In the 19th century, Fresh Pond in Cambridge cooling relief for people across the country (and even the globe) in the 19th century, as it was harvested for ice in the days before refrigeration and sent as far as India. The Reservoir still plays a pivotal role in the daily life of most Cantabrigians as water from the pond is purified for local consumption. Brookline landscape architecture firm Olmsted Brothers (the sons of Frederick Law Olmsted) worked on the original 1897 design for the 162-acres of wetlands, forest, and meadows that make up the Fresh Pond Reservation.

The 2.25-mile flat road around Fresh Pond provides a perfect opportunity for bikers, runners, and walkers to stretch their legs, and offers unparalleled views of the Reservation. For those who enjoy hitting the greens, there is a nine-hole public golf course at one corner of the Reservation that is easily one of the most scenic in the area. The Reservation is a ten-minute walk from the Alewife subway station and can also be reached by multiple MBTA bus lines.

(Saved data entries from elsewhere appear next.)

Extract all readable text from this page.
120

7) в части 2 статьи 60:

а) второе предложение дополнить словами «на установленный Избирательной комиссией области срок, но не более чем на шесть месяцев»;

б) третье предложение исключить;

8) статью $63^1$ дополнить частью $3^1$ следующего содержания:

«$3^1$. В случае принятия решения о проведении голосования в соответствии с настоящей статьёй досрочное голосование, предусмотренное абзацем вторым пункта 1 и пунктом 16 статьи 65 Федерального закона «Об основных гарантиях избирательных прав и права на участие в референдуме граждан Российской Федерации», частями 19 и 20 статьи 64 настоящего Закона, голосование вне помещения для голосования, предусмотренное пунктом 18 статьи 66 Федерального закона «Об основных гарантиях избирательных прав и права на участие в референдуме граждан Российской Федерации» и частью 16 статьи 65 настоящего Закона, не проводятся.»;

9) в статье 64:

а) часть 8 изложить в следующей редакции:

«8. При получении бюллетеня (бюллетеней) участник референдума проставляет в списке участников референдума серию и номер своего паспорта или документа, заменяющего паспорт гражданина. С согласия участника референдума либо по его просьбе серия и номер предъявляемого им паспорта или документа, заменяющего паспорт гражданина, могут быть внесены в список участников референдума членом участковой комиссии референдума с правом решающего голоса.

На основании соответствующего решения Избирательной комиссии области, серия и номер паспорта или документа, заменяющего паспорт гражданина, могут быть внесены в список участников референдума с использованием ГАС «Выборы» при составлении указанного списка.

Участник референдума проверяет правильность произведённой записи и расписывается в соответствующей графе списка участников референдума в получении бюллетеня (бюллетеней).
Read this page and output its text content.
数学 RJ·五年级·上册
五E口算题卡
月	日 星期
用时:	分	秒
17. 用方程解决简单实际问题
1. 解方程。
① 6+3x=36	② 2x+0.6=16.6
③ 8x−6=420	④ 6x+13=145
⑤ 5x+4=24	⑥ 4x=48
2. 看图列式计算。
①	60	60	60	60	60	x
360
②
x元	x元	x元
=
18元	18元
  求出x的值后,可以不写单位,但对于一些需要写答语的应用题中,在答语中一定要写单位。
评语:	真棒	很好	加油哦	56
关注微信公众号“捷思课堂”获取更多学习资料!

Locals and visitors can participate in nature focused programs at Fresh Pond throughout the year, including herb walks, bird watching sessions, and even an annual event dedicated to the celebration and preservation of the reservation. Be sure to stop on your walk or run and take in the flora and fauna at the smaller bodies of water around Fresh Pond including Black’s Nook, North Pond, and Little Fresh Pond.